Published online by Cambridge University Press: 10 December 2009
This work brings together, for the first time in English translation, Hegel's journal publications from his years in Heidelberg (1816–18), writings which have been previously either untranslated or only partially translated into English. The two years Hegel taught at the University of Heidelberg mark an unusually important transition in his life and thought. Following the closing of the University of Jena in the wake of Napoleon's famous victory at the Battle of Jena, Hegel was unable to find a university teaching position. After a decade in which he worked briefly as a newspaper editor and then as a gymnasium rector, Hegel returned to a university teaching position as Professor of Philosophy at Heidelberg in 1816. During his two years at Heidelberg, before he left to take up his final academic position in Berlin, Hegel brought to fruition a number of projects that characterize the mature phase of his work: he published the first version of his mature philosophical system, the Encyclopedia; served as editor of a journal, the Heidelberger Jahrbücher der Literatur (Heidelberg Yearbooks), which published two important contributions of his own; and began to give the first public lectures in which his developed social and political philosophy was on display.
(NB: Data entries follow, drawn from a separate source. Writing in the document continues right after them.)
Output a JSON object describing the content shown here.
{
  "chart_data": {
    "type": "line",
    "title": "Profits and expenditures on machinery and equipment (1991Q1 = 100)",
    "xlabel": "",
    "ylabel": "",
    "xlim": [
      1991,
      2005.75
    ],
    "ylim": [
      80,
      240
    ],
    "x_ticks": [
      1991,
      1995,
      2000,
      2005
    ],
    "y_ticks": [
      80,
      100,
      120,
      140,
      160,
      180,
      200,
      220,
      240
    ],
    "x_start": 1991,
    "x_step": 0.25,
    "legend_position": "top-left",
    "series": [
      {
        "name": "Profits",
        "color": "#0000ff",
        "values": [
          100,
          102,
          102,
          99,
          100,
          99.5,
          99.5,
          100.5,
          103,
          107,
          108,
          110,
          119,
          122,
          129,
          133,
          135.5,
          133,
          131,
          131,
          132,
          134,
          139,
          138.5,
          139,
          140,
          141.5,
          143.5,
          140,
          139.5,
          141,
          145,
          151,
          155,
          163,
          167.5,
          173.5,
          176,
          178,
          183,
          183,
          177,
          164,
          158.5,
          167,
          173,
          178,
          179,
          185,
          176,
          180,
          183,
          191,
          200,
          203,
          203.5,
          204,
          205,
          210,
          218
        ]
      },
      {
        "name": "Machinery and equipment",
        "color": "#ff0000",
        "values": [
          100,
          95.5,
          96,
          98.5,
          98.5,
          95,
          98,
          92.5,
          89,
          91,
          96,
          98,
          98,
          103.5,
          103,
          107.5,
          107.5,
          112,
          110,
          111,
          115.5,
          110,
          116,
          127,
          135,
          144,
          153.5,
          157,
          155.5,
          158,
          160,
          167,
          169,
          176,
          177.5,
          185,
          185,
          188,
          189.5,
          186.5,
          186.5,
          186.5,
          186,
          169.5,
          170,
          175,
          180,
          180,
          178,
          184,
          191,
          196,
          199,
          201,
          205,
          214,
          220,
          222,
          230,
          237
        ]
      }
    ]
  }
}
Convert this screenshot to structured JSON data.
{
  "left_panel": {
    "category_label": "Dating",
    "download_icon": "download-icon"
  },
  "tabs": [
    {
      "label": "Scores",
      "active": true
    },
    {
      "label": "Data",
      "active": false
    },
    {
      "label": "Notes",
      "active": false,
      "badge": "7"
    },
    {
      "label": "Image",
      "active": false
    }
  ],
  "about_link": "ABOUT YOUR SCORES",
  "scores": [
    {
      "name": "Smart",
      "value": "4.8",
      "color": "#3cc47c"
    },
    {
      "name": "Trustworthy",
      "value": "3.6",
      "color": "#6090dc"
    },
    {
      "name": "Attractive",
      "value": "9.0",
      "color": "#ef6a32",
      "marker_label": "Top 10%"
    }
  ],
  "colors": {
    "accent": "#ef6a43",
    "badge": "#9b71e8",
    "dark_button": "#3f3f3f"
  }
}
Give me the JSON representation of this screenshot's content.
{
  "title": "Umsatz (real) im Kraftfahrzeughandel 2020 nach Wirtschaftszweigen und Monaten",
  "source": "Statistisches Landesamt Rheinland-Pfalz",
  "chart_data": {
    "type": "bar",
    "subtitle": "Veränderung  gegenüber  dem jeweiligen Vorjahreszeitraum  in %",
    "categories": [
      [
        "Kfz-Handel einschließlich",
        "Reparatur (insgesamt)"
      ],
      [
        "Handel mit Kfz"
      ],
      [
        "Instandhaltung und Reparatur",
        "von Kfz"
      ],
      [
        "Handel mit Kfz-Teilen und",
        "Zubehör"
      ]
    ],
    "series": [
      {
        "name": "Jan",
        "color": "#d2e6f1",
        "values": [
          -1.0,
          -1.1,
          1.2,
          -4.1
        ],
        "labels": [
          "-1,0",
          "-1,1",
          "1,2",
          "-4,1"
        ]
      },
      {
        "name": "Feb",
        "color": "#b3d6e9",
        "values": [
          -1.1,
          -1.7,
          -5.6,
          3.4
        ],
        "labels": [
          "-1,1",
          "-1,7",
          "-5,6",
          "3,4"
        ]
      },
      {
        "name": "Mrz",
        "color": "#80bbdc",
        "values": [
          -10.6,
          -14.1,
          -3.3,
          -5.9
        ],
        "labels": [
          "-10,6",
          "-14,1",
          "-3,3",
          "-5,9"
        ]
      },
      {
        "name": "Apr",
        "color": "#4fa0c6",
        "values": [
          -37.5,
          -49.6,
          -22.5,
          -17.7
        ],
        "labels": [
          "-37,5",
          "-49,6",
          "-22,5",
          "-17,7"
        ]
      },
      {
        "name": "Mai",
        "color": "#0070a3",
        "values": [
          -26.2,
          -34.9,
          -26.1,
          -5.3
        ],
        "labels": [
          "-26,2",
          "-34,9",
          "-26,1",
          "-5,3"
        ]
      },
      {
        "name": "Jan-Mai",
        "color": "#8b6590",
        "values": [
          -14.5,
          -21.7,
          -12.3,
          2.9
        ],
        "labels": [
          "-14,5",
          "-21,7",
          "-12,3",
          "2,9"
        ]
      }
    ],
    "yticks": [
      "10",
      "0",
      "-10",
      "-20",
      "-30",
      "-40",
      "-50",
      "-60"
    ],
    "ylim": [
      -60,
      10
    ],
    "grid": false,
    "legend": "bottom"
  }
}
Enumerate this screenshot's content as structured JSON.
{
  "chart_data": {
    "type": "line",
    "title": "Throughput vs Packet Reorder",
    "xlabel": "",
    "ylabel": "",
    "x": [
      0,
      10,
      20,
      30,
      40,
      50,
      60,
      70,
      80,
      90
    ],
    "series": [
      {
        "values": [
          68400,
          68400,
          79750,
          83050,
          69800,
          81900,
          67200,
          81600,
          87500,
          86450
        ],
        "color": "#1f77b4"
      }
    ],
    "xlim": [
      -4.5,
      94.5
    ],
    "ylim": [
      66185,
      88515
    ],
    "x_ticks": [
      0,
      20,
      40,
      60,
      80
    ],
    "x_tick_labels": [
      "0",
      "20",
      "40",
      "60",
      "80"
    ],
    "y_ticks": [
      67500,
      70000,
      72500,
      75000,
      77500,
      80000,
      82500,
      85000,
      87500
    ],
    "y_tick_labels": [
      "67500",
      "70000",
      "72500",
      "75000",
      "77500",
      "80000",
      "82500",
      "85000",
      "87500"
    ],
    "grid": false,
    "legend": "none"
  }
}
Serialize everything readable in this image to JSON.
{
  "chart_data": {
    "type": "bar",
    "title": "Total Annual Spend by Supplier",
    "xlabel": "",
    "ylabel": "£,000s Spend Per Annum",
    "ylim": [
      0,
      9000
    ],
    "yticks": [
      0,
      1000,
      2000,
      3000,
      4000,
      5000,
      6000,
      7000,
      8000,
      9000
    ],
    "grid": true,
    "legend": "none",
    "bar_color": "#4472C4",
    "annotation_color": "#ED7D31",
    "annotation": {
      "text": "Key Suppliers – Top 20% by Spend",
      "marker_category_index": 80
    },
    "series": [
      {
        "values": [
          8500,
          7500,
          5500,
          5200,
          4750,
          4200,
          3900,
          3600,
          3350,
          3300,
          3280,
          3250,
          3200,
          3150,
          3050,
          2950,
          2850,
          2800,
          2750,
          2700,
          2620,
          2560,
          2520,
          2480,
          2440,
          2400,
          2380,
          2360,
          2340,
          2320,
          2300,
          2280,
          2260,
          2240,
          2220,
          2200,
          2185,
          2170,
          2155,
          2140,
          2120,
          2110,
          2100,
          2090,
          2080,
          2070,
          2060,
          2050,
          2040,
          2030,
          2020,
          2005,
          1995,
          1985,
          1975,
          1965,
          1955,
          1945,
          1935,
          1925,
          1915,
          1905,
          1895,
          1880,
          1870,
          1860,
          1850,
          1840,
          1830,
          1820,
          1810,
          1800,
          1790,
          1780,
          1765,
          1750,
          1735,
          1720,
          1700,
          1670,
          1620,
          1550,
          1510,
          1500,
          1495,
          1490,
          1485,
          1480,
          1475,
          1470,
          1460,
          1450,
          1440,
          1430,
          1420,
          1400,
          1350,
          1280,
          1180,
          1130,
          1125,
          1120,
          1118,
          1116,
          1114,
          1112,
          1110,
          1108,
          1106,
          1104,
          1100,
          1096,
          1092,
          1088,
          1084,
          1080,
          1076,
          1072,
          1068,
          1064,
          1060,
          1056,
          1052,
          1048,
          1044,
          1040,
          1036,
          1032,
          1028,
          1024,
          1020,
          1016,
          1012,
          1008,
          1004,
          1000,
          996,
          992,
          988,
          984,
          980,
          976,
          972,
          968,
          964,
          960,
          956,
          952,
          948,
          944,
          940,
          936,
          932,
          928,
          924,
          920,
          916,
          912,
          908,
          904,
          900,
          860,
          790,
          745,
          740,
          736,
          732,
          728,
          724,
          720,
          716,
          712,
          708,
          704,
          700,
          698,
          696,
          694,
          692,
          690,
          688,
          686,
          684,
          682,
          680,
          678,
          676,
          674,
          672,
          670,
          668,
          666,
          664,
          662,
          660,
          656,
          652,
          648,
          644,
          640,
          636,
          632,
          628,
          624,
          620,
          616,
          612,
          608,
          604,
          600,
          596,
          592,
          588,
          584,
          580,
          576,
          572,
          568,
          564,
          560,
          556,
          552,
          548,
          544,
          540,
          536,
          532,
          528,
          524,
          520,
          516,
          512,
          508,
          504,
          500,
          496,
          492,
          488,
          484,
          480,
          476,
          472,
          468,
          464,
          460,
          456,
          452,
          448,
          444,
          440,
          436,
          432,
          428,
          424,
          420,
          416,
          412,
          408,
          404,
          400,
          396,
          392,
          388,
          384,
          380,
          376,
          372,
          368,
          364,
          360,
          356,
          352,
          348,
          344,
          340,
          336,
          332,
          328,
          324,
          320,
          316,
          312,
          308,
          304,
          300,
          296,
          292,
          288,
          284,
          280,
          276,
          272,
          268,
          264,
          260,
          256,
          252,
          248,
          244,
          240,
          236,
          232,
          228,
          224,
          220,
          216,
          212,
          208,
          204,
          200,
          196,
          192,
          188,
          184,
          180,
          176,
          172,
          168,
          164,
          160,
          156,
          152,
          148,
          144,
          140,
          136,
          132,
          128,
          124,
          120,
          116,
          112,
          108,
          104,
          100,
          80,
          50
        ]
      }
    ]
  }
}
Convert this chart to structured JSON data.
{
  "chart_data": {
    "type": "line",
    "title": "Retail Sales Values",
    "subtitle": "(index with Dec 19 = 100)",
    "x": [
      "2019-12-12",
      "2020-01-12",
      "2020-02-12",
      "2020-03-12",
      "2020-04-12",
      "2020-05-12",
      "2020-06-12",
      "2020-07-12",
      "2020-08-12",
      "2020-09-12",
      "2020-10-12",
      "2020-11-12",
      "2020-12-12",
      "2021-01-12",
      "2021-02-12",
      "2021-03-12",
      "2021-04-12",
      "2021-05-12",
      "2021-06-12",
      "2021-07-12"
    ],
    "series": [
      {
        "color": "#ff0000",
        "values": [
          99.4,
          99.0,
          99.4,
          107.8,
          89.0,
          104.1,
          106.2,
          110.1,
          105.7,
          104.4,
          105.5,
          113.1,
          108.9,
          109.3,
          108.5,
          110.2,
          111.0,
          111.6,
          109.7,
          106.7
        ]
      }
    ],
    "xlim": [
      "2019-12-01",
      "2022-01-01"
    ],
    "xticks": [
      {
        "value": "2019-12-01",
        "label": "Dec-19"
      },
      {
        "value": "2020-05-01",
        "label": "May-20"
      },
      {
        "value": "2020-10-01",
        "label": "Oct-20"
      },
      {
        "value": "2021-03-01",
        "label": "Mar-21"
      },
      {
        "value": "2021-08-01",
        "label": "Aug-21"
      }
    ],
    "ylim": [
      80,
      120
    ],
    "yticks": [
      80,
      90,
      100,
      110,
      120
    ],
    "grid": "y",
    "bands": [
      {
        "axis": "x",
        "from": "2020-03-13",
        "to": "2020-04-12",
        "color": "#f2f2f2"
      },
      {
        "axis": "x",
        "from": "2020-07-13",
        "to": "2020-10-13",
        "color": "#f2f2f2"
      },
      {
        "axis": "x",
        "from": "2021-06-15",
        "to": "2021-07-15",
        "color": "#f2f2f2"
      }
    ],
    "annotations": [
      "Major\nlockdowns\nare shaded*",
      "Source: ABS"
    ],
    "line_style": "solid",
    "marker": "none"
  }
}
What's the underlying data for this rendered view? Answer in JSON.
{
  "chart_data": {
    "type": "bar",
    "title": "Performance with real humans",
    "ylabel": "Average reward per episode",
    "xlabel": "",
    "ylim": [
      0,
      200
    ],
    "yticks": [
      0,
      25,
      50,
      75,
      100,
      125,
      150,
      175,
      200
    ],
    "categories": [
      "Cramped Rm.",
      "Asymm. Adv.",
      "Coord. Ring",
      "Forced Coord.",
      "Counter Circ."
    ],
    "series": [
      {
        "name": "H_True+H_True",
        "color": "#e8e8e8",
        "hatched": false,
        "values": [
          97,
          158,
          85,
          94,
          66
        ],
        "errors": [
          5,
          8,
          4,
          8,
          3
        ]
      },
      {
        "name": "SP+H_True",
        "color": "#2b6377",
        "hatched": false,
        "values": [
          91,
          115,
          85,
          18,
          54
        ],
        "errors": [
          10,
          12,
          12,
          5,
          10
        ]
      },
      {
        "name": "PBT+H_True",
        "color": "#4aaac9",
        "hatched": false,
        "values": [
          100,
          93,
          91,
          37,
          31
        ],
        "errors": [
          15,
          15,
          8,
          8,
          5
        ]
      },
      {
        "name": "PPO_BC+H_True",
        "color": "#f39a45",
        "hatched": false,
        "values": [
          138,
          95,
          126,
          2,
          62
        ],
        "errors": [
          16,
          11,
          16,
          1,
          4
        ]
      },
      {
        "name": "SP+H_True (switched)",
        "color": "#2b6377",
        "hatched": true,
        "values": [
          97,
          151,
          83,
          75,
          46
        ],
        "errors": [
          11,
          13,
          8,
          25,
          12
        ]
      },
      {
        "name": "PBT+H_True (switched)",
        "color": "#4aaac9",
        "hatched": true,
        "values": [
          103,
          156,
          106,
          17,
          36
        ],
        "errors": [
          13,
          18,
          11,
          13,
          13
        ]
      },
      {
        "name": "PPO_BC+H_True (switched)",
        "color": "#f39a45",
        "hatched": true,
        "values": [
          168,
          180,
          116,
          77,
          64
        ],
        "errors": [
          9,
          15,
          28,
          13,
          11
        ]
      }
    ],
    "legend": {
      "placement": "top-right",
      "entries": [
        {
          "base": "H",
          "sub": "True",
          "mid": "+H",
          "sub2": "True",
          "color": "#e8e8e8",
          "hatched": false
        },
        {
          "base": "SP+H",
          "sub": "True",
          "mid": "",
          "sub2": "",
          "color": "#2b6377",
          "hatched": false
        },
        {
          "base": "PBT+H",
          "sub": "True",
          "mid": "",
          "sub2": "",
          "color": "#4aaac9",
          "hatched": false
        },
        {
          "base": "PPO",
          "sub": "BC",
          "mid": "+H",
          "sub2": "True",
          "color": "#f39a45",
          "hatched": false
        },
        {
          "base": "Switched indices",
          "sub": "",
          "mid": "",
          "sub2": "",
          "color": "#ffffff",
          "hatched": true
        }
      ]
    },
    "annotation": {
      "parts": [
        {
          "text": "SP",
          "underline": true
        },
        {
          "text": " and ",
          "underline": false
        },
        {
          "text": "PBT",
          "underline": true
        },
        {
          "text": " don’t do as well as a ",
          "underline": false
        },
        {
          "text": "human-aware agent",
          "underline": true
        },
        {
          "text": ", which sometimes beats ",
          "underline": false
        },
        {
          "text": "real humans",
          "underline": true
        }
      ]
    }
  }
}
The move to Heidelberg marked not only an important milestone for Hegel personally, but also came – as Hegel himself articulated it in this period – during a crucial generational shift in the larger political and philosophical climate in Germany and Europe. Hegel's generation, which had witnessed the beginning of the French Revolution twenty-five years before, had seen in the intervening years the swift overthrow of old philosophical systems as well as political upheavals stemming from Napoleon's rise and fall.